In September, he wrote me to say there was a birthday celebration for one of the two women. That was the last time he informed me of anything. He failed to return my email regarding checking of the purple diamond markers on a winter trail in the Cascades that the two of us are responsible for. I had to take care of it myself.
On Veterans Day, he led a hike, and not once did he speak to me. He stopped showing up on the Wednesday hikes, although he sometimes came to coffee afterward. He doesn’t talk to me, and the few times I have said hi, he hasn’t heard me—or chose not to reply—I’m not sure which. In November I did email him to ask what was going on.
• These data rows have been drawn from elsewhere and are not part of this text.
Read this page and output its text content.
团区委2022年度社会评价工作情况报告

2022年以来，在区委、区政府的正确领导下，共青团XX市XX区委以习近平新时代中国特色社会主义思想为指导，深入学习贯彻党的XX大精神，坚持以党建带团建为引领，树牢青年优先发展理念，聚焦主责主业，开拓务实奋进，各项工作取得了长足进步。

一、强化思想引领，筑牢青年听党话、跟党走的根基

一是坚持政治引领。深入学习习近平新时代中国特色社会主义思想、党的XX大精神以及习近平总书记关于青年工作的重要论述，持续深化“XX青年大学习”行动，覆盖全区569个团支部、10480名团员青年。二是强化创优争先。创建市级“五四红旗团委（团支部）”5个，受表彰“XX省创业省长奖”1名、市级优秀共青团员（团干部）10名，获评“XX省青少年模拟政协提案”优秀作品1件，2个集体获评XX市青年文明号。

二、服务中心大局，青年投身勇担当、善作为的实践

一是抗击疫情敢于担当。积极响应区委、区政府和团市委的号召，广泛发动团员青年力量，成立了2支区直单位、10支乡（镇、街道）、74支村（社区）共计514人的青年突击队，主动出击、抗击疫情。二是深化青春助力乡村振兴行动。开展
I learned he was very depressed during the holiday season due to issues that occurred when he was in Vietnam. He was thinking of leaving town. I had known him through three prior holiday seasons and hadn’t known that, but at least I had an answer. Others had commented on his behavior, so I wasn’t singled out. I offered a time and a place to have coffee were he interested. I didn’t hear.
Friendships need to be nurtured. I never had many friends, and I never shall. It’s not healthy perhaps, but on the other hand I remain busy, around people, and try to take care of myself in other spheres. In the Age of Connectivity it is easier to know what is going on with whom, for better or worse. But I chose to leave social media, because I disliked it and am happier without it.
Against what I once thought and said, I will visit Tucson. Five years have passed since I left, and time is passing quickly. When my father died, I had no reason to stay there.
That is quite true. But no reason to stay is very different from having no ties to the place. It has taken me a while to realize that. I’m slow to realize a lot of things in life. To my credit, however, I eventually do realize them. Some never do.